History: “Kiara” is a 4 month old Yorkshire terrier that presented for gagging and foaming at the mouth. Her owner stated that she had aggressively taken a treat away from the housemate 30-40 minutes prior to the symptoms starting. “Kiara” has no other medical conditions and is current on all vaccinations.
Exam: “Kiara’s” physical exam was all normal except for a small amount of regurgitation and persistent gulping.
Diagnostics: Radiographs (see radiographs at bottom of page) revealed a large foreign body lodged in the proximal esophagus. There was also aerophagia noted in the stomach and small bowel due to the increased swallowing of air.
Diagnosis: Suspected esophageal foreign body
Treatment: After discussing all options, risks and costs with the owners, an IV catheter was placed and “Kiara” was placed under anesthesia. While under anesthesia, the foreign body could be felt by digital palpation but was unable to be removed. Alligator forceps were then placed down the esophagus and the foreign body was successfully removed. “Kiara” was kept in the hospital for approximately one hour for observation after anesthesia. She was then released with resolution of all symptoms.
Discussion: Foreign bodies that lodge in the esophagus should be considered an emergency. The longer the foreign body is entrapped, the greater the chances of esophageal damage and perforation, and the more difficult they become to remove. The most commonly encountered esophageal foreign bodies are bones, rawhide chew toys, dental chews (greenies), fish hooks and hairballs (in cats.)

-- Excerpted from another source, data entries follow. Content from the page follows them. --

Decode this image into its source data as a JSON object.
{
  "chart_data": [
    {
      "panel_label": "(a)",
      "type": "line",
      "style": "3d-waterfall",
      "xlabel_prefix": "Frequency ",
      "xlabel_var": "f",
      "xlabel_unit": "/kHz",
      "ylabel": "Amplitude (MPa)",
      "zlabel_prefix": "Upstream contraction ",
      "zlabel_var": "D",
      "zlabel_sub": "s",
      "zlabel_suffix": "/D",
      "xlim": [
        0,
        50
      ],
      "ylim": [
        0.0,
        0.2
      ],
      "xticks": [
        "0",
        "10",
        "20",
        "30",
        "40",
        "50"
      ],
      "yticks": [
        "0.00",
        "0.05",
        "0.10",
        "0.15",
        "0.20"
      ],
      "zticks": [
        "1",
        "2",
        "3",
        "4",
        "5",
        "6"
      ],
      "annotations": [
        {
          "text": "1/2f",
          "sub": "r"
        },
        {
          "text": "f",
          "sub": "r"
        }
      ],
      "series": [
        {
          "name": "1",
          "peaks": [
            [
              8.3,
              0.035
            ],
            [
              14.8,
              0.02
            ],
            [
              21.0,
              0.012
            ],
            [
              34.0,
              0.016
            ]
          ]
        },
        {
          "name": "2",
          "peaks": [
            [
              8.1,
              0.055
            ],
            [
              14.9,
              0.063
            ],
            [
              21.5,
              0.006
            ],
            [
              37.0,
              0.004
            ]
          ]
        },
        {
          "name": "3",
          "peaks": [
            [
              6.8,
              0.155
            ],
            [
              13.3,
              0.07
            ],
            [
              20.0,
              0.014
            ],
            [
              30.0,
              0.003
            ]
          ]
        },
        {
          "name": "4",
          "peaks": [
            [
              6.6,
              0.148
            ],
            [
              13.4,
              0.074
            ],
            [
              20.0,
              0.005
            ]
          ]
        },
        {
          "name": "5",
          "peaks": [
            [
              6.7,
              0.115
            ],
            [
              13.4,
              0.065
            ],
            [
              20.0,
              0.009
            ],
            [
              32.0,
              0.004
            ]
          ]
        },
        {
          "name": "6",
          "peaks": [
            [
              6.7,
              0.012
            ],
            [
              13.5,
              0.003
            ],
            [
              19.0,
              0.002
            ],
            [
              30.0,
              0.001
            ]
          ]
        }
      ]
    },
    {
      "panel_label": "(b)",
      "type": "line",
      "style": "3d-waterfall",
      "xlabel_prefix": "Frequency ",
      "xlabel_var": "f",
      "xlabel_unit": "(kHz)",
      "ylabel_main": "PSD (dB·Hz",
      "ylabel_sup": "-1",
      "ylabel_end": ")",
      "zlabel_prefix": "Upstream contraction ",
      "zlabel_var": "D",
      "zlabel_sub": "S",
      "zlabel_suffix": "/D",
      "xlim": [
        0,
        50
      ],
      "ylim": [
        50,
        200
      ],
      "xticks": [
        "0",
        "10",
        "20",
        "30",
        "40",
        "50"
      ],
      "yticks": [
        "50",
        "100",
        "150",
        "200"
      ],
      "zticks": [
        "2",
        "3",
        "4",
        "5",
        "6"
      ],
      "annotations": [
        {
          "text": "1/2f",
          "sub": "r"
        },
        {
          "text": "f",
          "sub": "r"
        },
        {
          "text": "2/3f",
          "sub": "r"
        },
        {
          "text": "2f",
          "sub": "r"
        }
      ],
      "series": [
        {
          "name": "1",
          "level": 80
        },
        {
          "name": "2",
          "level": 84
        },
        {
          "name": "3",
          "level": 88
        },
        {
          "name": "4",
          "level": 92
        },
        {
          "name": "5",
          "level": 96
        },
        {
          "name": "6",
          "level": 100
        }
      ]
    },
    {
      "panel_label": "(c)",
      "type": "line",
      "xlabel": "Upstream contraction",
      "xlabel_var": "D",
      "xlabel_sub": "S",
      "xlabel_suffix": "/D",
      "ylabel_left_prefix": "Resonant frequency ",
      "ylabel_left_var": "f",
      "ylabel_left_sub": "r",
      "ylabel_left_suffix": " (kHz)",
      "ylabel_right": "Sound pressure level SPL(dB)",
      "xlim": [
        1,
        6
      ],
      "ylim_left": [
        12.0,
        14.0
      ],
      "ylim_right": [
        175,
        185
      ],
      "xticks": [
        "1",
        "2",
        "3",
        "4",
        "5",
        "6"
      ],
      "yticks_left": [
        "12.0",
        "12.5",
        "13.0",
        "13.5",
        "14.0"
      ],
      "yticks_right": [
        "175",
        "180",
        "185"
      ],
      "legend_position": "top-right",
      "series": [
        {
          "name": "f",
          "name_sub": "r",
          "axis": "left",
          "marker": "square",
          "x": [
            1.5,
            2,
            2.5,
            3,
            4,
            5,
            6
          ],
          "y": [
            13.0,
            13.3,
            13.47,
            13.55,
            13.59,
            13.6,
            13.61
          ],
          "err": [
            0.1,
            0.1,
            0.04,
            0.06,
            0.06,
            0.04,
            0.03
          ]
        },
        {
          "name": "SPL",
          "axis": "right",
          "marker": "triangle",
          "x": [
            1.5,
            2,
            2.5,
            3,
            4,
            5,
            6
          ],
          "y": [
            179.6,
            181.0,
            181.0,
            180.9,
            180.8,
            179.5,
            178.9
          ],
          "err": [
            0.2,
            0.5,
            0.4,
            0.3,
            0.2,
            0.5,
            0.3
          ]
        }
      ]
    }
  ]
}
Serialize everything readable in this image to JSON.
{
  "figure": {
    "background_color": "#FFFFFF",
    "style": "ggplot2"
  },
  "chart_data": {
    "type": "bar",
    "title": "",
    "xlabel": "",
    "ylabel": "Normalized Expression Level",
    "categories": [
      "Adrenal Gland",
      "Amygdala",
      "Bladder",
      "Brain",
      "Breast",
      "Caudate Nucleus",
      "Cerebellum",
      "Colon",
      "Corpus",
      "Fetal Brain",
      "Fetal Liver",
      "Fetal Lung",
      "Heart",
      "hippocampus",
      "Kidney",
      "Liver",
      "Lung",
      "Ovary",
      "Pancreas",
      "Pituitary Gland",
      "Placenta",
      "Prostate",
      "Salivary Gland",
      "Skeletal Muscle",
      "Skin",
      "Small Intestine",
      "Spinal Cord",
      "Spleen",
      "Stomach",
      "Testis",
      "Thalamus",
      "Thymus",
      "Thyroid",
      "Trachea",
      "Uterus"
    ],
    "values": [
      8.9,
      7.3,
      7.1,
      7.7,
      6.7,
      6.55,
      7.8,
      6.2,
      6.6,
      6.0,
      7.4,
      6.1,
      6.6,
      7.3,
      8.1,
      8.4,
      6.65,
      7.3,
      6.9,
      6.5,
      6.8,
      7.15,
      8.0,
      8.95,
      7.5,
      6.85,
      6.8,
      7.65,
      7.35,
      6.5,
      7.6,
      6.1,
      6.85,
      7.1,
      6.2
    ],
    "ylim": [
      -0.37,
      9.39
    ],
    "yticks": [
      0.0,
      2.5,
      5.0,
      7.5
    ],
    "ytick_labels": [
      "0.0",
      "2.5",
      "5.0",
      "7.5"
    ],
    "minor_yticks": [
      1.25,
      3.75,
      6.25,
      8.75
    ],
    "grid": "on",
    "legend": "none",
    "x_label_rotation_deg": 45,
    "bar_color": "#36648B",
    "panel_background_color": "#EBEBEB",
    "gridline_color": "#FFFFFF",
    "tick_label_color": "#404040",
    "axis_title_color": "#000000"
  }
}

Signs: The most common clinical signs associated with esophageal foreign bodies are painful swallowing or eating, regurgitation, hypersalivation, anorexia and respiratory signs due to aspiration pneumonia. Clinical signs usually develop quickly. Signs of chronic foreign body obstruction are depression, weight loss, severe esophagitis (inflammation), mucosal lacerations or esophageal stricture.
Diagnosis: Most esophageal foreign bodies are radiodense and are clearly visible on survey radiographs. Other common radiographic findings include soft tissue density surrounding the foreign body and an air filled dilated esophagus cranial to the foreign body. If needed, administration of a contrast agent (barium) can facilitate detection of an obstruction.
Treatment: Treatment of esophageal foreign bodies centers on removal of the foreign body. Endoscopic retrieval is the best method for visualization of the foreign body and its removal. The doctor will determine at that point to either remove the foreign body orally or push it into the stomach. If advanced into the stomach the foreign body will either have to be removed surgically or left to be dissolved by the gastric acid to allow passage without surgery, depending on the type of foreign body.
Prognosis: The overall prognosis is good, but is dependent on the type of foreign body, the duration of time present, and the degree of severity of the esophageal damage. The longer the foreign body is impacted within the esophagus, the harder it is to remove, and the greater the chances of perforation. Large perforations warrant a poor prognosis. Most cases of esophagitis that receive appropriate care will heal without complications.